The rating agency Fitch Ratings maintained this Friday the rating of France’s long-term debt at “AA”, still with a “negative” outlook due to the pandemic that has increased public spending. “Covid-19 has left a public debt significantly higher than in previous years,” he said in a statement. The rating assigned to France is the third best on Fitch’s rating scale, which has 22 levels. Corresponds to a high quality transmitter.
The rating agency highlights that although the public deficit has fallen in 2021 and even more than expected, the macroeconomic outlook is clouded by the war in Ukraine and inflation. “The pace of growth in economic activity slowed during the first half of the year as consumer spending slowed significantly,” notes Fitch Ratings. Thus, it foresees a growth of 2.4% throughout 2022, close to the INSEE forecasts, which announced last week that it had a growth of 2.5%.
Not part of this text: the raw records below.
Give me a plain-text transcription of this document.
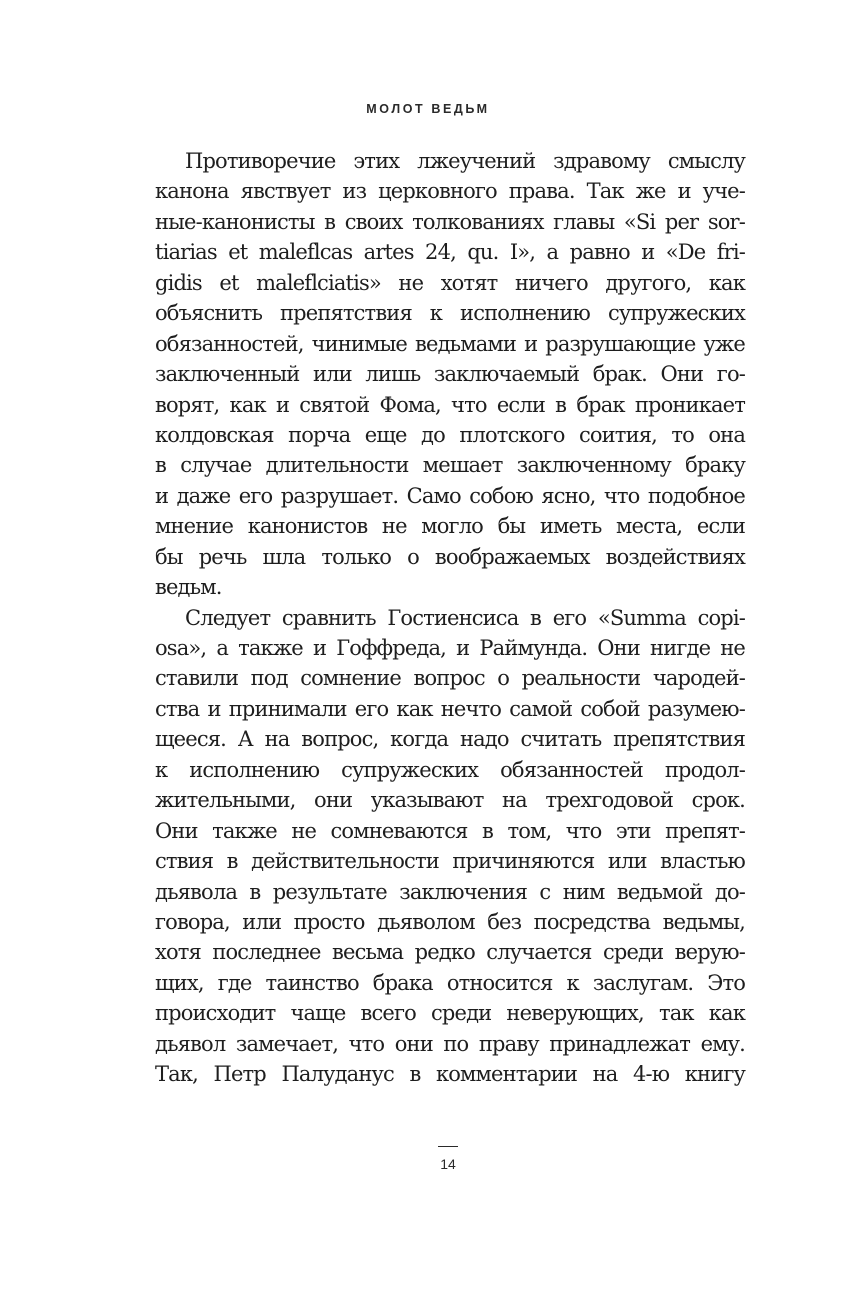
МОЛОТ ВЕДЬМ
Противоречие этих лжеучений здравому смыслу
канона явствует из церковного права. Так же и уче-
ные-канонисты в своих толкованиях главы «Si per sor-
tiarias et maleflcas artes 24, qu. I», а равно и «De fri-
gidis et maleflciatis» не хотят ничего другого, как
объяснить препятствия к исполнению супружеских
обязанностей, чинимые ведьмами и разрушающие уже
заключенный или лишь заключаемый брак. Они го-
ворят, как и святой Фома, что если в брак проникает
колдовская порча еще до плотского соития, то она
в случае длительности мешает заключенному браку
и даже его разрушает. Само собою ясно, что подобное
мнение канонистов не могло бы иметь места, если
бы речь шла только о воображаемых воздействиях
ведьм.
Следует сравнить Гостиенсиса в его «Summa copi-
osa», а также и Гоффреда, и Раймунда. Они нигде не
ставили под сомнение вопрос о реальности чародей-
ства и принимали его как нечто самой собой разумею-
щееся. А на вопрос, когда надо считать препятствия
к исполнению супружеских обязанностей продол-
жительными, они указывают на трехгодовой срок.
Они также не сомневаются в том, что эти препят-
ствия в действительности причиняются или властью
дьявола в результате заключения с ним ведьмой до-
говора, или просто дьяволом без посредства ведьмы,
хотя последнее весьма редко случается среди верую-
щих, где таинство брака относится к заслугам. Это
происходит чаще всего среди неверующих, так как
дьявол замечает, что они по праву принадлежат ему.
Так, Петр Палуданус в комментарии на 4-ю книгу
14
Inflation at its highest point
Fitch then estimates the country’s growth at 2.1% in 2023 and 1.9% in 2024. As for the public deficit, the rating agency expects it to reach 5.2% of French GDP in 2022, when the The government has set a target of 5%. It is betting on a reduction in the deficit in the following years, to reach 4% in 2024. Finally, on the inflation side, the agency estimates that it should “slow down in the second half of the year, to reach 4.2 % at the end of the year”, based on the evolution of energy prices.
In July, the rise in prices reached 6.1% in one year, the highest figure since July 1985 according to INSEE.
France’s rating influences the conditions under which the country can borrow money on financial markets. In May 2020, Fitch had lowered the outlook for France’s long-term debt rating from “stable” to “negative”, fearing a deterioration in public finances and the economy in the face of the health crisis. Another rating agency, Standard and Poor’s, also rates France’s long-term debt “AA” but considers its outlook “stable.” She maintained that rating last October.